Stop Providing Free and Cheap Labour, You Oinker
Jin’s post Pay the Designer just provided me with a brand new design hero – Harlan Ellison, a well respected writer with an empassioned statement about free and cheap labour being detrimental to the creative industries. As he says, he wouldn’t take a piss without getting paid for it. Who’s he to work for free for Warner Brothers? Are they serious? Go to Jin’s post and watch the video, it’s brilliant.
Unfortunately this road to web design employment is rife with the claim that we need to build free portfolios before we’re employable. What? Work for a year gratis? Three? Five? Where is the point in time where we’re entitled to ask for a fair wage? And this expectation has become entrenched in web design and development, copy writing, graphic design, illustration – the works. It’s the three tiered system of corporate design agency (they’ll eat your leg as you leave having swallowed your wallet), the mid-range of freelancers who generally charge more realistic rates, and the bottom ninety five percent. Yes, from experience that’s a pyramid. Your experience may be different.
Without a doubt that 95 percent who are continually working for nothing and dropping prices is a detracting element of our economic potential. And outsourcing, as Jin points out, is another facet of the disease. Why pay for something if you can get it for free right? And it’s pointless getting into an accounting gun battle to match them. All you can say to prospects is yes go away and get your site templates from cousin Jim-Bob but when it doesn’t work for the business case you’re free to come back and discuss your options again. Professional work costs professional money.

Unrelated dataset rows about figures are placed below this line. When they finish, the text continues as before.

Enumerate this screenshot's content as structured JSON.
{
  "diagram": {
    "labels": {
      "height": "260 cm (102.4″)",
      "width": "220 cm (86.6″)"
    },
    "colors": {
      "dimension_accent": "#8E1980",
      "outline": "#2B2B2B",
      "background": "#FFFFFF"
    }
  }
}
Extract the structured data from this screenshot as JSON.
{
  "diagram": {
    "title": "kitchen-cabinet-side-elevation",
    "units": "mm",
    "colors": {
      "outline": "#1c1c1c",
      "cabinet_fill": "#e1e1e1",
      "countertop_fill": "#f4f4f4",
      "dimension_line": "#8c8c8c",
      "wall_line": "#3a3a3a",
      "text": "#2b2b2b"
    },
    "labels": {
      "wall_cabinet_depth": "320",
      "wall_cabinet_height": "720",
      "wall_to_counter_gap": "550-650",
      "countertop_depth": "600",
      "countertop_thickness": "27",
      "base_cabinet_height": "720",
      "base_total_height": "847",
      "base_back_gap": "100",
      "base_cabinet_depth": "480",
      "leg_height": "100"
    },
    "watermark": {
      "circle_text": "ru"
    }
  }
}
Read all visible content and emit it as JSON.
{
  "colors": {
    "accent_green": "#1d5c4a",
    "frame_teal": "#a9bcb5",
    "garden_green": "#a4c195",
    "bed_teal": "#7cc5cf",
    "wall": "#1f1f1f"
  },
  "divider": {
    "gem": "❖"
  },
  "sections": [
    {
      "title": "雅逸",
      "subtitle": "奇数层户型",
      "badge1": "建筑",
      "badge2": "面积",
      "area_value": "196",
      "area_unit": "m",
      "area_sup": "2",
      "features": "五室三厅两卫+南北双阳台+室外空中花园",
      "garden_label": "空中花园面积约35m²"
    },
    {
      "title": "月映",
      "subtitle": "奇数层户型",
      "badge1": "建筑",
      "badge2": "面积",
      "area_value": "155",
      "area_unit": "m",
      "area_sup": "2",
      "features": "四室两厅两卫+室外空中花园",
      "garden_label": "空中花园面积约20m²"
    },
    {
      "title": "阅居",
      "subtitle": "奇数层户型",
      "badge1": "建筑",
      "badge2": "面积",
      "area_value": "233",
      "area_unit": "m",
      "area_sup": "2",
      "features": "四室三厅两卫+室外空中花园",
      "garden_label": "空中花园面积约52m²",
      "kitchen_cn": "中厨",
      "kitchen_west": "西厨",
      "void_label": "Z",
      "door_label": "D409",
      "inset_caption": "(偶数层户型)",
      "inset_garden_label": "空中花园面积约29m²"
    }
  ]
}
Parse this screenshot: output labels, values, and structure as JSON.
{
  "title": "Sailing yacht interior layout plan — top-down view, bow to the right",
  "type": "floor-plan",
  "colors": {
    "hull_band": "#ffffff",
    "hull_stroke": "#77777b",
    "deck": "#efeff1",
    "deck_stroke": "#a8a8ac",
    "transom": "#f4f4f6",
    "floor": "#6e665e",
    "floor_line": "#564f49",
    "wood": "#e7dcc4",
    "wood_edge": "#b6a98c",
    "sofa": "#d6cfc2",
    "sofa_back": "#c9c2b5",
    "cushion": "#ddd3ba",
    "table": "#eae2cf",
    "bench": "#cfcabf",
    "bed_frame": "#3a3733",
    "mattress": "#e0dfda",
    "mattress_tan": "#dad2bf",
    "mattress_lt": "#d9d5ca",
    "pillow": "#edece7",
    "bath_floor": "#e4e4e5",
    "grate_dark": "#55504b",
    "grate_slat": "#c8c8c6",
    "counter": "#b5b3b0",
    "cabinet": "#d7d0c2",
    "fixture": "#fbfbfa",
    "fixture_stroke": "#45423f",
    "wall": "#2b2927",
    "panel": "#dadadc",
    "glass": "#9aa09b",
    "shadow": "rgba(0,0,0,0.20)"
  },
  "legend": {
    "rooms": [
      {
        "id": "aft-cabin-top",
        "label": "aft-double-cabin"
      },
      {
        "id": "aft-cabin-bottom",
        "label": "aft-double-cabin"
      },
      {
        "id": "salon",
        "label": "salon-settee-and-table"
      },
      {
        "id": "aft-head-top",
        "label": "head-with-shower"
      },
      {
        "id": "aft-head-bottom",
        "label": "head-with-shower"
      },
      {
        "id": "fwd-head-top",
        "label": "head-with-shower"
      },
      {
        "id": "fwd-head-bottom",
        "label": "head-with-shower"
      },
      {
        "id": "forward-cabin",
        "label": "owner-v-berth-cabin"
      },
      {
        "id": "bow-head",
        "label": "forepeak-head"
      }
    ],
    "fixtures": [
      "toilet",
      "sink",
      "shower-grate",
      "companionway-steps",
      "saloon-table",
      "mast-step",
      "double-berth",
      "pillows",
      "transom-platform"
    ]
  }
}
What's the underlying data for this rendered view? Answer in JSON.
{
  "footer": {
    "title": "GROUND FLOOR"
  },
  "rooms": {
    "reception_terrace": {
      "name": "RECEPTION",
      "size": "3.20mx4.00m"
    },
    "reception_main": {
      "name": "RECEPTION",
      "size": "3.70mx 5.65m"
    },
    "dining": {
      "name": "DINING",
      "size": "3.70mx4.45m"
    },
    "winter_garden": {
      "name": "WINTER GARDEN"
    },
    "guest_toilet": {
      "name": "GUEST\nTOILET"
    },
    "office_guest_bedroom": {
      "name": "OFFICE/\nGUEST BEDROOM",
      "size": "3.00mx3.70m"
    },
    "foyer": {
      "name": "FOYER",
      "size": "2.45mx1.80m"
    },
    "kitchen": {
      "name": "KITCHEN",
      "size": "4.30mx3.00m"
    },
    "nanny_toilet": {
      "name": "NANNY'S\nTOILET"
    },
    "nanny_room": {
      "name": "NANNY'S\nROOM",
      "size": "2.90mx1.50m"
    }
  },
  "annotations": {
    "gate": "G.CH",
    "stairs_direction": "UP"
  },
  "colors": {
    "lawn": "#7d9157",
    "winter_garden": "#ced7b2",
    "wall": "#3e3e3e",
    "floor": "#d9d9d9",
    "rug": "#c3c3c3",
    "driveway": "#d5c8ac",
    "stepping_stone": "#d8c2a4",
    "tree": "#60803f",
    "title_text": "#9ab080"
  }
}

Unfortunately the creative industries are rife with this expectation. We’re so often devalued, and so often because we’re undercut or undersold in the market. Without a market there isn’t a viable livelihood. For web designers, writers, graphic designers, illustrators… photographers. I’m not sure there’s an easy answer.
But if you’re someone working for free or at dramatically undervalued prices please stop providing free and cheap labour, you oinker! You’re just cutting out the heart of the industry your training to join. I love saying oinker. Oinker, oinker. Where’s me beer and chips, you oinker! Yep, been in a few hand to hand stouches over the years with the beer and chips at hand. In the younger days.